Sunday, April 26, 2015

Trusting Readers and the Journey

As an educator I believe my biggest responsibility is to nurture readers. I work to design an environment where books are celebrated, thinking about books is par for the course and writing and talking about books is just part of what we do.  It starts on day one, we are readers. We choose our books, we think about our books, we know authors, we share books and we read just because it's what we do.

Books in our Lives~
2 readers, 2 classrooms
1 conversation

In this effort to cultivate readers books surround our classroom. Talk from and about books drives our community.  Books aren't just for learning they help us make friends, solve problems, connect with the world.
Readers in our community routinely share books in the classroom on Shelfari through various digital media.  We work collaboratively with readers in our space and readers from other classrooms.  Our day begins by self-selecting a book from our classroom to take home and read.  Reading and books are omnipresent in our community.

Threat of Reading Drought~
So why was it I was starting to see kids leaving book choices behind at the end of the day or hearing "Mrs. Frazier, I didn't have time to read last night."  I know spring sports are underway and families are busy and outside, but as readers we know about reading in edge times, we know and value our reading.  Our families understand and value the importance of reading at home. As I watched these trends grow I continued to ponder the reasons and how I was going to teach through the threat of a reading drought.  I knew it was something I needed to handle carefully.

I know how important attention and feedback can be in a child's day.  I see kids respond to feedback directed to a friend sitting near them. I also know my interest and excitement is contagious. I know how much these readers love talking about the books they're reading at home. They cheer when we share their Shelfari shelves at school and make arrangements to trade books from their shelves.  So rather than our typical procedure of checking in and reselecting books independently each morning I decided to make this another opportunity to talk and share as readers.
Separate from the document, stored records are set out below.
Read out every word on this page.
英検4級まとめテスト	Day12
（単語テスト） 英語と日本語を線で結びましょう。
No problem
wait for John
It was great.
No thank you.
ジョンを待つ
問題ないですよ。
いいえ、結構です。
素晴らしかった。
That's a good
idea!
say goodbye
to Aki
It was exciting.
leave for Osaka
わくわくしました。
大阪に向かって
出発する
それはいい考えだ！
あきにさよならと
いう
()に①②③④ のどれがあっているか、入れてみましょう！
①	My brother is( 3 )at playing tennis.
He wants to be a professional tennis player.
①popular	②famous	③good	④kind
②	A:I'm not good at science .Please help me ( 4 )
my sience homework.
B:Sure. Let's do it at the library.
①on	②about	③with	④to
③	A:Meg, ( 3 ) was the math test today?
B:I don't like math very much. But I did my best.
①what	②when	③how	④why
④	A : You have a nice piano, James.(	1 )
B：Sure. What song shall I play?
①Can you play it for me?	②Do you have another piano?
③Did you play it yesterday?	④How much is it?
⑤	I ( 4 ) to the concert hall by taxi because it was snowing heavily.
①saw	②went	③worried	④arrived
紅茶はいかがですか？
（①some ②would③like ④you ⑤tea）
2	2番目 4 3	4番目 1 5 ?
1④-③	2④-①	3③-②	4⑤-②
Give them what they Crave~
In our morning message I invited the readers to bring their reading from last night and the book they've selected for tonight to the carpet.   As students entered the room they began to questions their friends about the message.  Just the change of the message created a buzz! Already, talk about home reading was beginning to spark.  The bell signaled time to gather on the carpet a few kids paused to to see if their fellow readers were bringing their books, a few revisited the message to check, a few asked, "Do we bring our books?" I nodded, nothing more.  Once everyone was seated and ready to begin I asked our teacher's assistance (T.A.) to begin our day by starting our morning greeting. So far, nothing new, a typical morning meeting, the suspense was building as readers glanced at the books of their peers.  After the greeting I asked one student to share his reading from last night by saying,  

"You know how you hear something or you do something and then when you leave you forget a lot of things about it?"  
Heads nodded and few commented  
"That always happens to me." I continued
          "Well, somethings do fade away, but there's always something that sticks in your head."  
As I say this I see curious faces and a couple of nodding heads. I invite one of the nodding heads,  
"What stuck in your head from your reading last night?" 
I asked only a couple of readers the first day, the answers were as I expected 
"I liked when…."  
"I didn't really get the chance to read."   
That was day one~


Day 2, 3 & 4
Same message, same question and these were the responses~

"I think the next book in this series will…."  This reader has a plan! 
"My mom bought me 2 new books at Target last night!"  She's buying books! 
"I read in the car when we had to pick up my mom at the airport" Edgetime!  
"My dad let me sit with him in his recliner, I am not usually allowed to do that."  Reading on the lap of his daddy! 
"I didn't really get to read last night. Can you ask me tomorrow?" Tomorrow will be better

The Result~
It's not really about me at all, but this taught me more than reading survey or check in system!  I know my kids are real readers, reading in edge times, with parents, in the car and shopping for books, these are the behaviors of real readers, not school readers.  As I listened to these responses and many more I began to relax in the authenticity of their answers.  They weren’t sharing like academic readers. There wasn’t any strategy talk, or sharing of a drawing or digital creation. It was just the authentic voices of young readers embarking on a glorious journey!
I proud to walk beside them!

2 comments:

JeNyia Rocker said...

Hi Ms. Deb! My name is JeNyia Rocker and I am a student at the University of South Alabama. Reading your post really inspired me because when I was in the first grade, I didn't like to read at all. I guess it's because I didn't have a teacher that really motivated me to read. Seeing you motivate your children, pushing them to read, it gets me excited and I know it gets them enthused in what they read. I look forward to reading more of your post. Have a great school year!

Anonymous said...

I often feel the "drought" with my readers as well. I love the ways you encourage reading and keep kids talking about books!